Making/History: The Art of Frida Kahlo
With her portrait on everything from refrigerator magnets to knee socks, Frida Kahlo’s iconic image is everywhere these days. Her story, too, has come to symbolize fierce feminism and artistic triumph. A cult figure, yes, but Kahlo is often misunderstood. She was an artist whose life was shaped by physical and emotional pain yet whose genius propelled her into a creativity linked to her sexuality, her political beliefs, her culture, and her skill in crafting and controlling her own public persona.

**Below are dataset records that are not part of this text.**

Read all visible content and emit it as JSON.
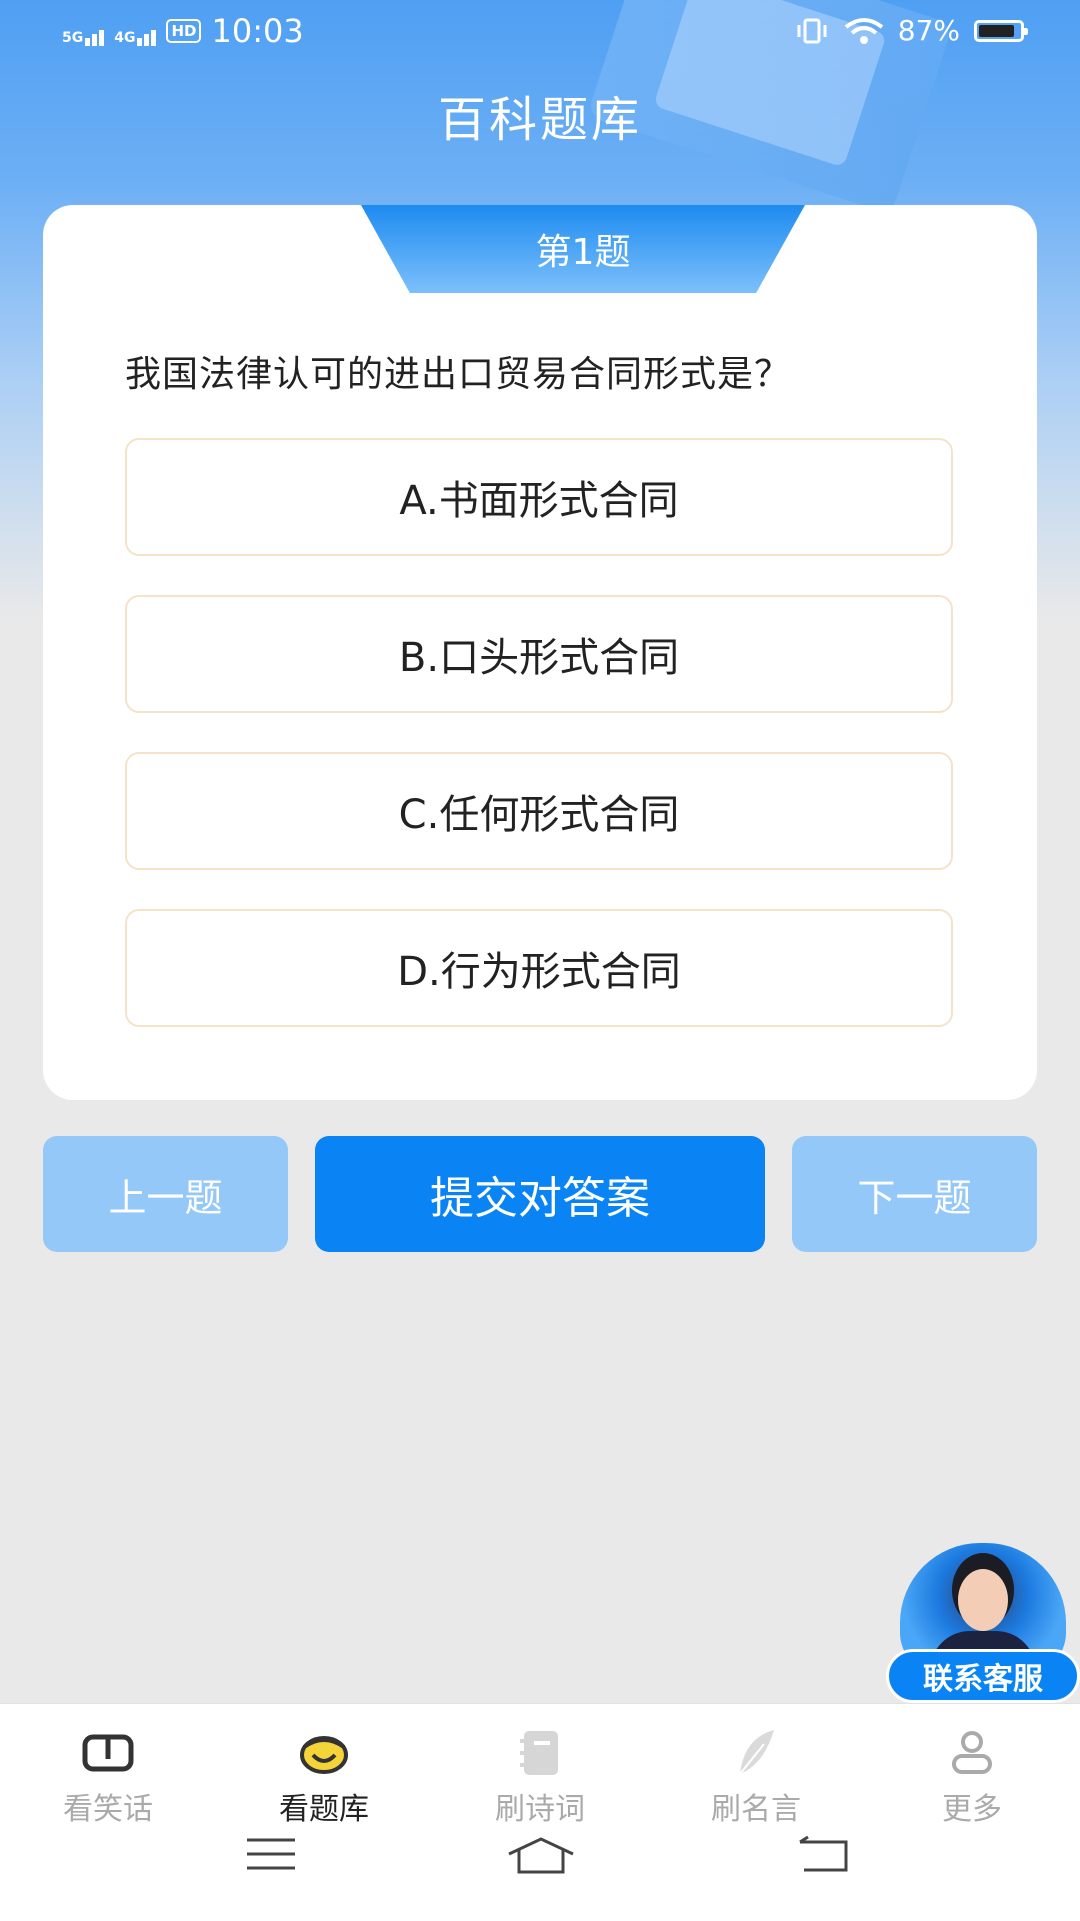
{
  "status_bar": {
    "network_1": "5G",
    "network_2": "4G",
    "hd_label": "HD",
    "time": "10:03",
    "battery": "87%"
  },
  "header": {
    "title": "百科题库"
  },
  "quiz": {
    "question_number": "第1题",
    "question": "我国法律认可的进出口贸易合同形式是？",
    "options": [
      {
        "label": "A.书面形式合同"
      },
      {
        "label": "B.口头形式合同"
      },
      {
        "label": "C.任何形式合同"
      },
      {
        "label": "D.行为形式合同"
      }
    ]
  },
  "actions": {
    "prev_label": "上一题",
    "submit_label": "提交对答案",
    "next_label": "下一题"
  },
  "customer_service": {
    "label": "联系客服"
  },
  "tabbar": {
    "items": [
      {
        "label": "看笑话",
        "icon": "book-icon",
        "active": false
      },
      {
        "label": "看题库",
        "icon": "smiley-icon",
        "active": true
      },
      {
        "label": "刷诗词",
        "icon": "notebook-icon",
        "active": false
      },
      {
        "label": "刷名言",
        "icon": "feather-icon",
        "active": false
      },
      {
        "label": "更多",
        "icon": "person-icon",
        "active": false
      }
    ]
  },
  "colors": {
    "primary": "#0a84f5",
    "secondary_button": "#94c8f9",
    "option_border": "#f5e3c8",
    "active_tab_icon": "#f5d43a"
  }
}
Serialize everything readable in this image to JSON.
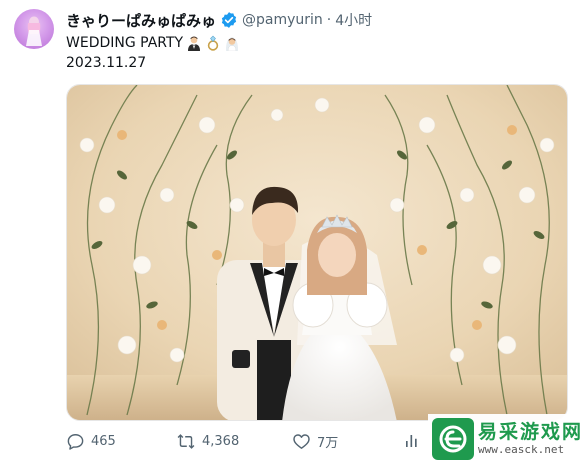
{
  "author": {
    "display_name": "きゃりーぱみゅぱみゅ",
    "handle": "@pamyurin",
    "separator": "·",
    "time_ago": "4小时",
    "avatar_icon": "avatar-pink-figure",
    "verified_icon": "verified-badge-icon",
    "verified_color": "#1d9bf0"
  },
  "tweet": {
    "text": "WEDDING PARTY",
    "emojis": [
      "man-in-tuxedo",
      "ring",
      "bride-with-veil"
    ],
    "date_line": "2023.11.27"
  },
  "photo": {
    "alt_subject": "wedding-photo-couple-with-floral-backdrop"
  },
  "actions": {
    "reply": {
      "icon": "reply-icon",
      "count": "465"
    },
    "retweet": {
      "icon": "retweet-icon",
      "count": "4,368"
    },
    "like": {
      "icon": "heart-icon",
      "count": "7万"
    },
    "views": {
      "icon": "views-chart-icon"
    }
  },
  "watermark": {
    "logo_icon": "e-logo-icon",
    "text_cn": "易采游戏网",
    "url": "www.easck.net",
    "color": "#1f9a4e"
  },
  "colors": {
    "text_primary": "#0f1419",
    "text_secondary": "#536471"
  }
}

Come explore the fascinating world of Frida Kahlo in this second workshop in our Making/History series. In the first part of our class we will take an in-depth look at Kahlo’s life and her work. Our new understanding about Kahlo will carry us into the second part of class when we delve into creating self-portraits that express our own symbols and metaphors. Art supplies such as pastels, acrylic paints, pencils, and collage materials will be available so that you can create and take home a self-portrait that is meaningful to you. No art instruction will be provided: this is an art history class with an open studio twist! All participants are welcome.
Please bring 6-8 images that represent events, places, activities, people, or animals that are meaningful to you in your life. You will use this reference material for creative inspiration. In addition, if you prefer to use your own personal art materials for your work, you are welcome to bring them.
We will break for lunch. Please bring a bag lunch and a beverage to class.
Karen Rodis is the Development Manager at Artistree. She holds a Doctorate in Education and an M.Ed. from the University of Massachusetts, Amherst. Karen also holds a MA in Anthropology from UMass and a BA from Hartwick College, where she double majored in art history and anthropology. Having taught in New England public schools for nearly two decades, Karen brings her background in visual art, music, movement, and theatre to Artistree’s adult and children’s programs.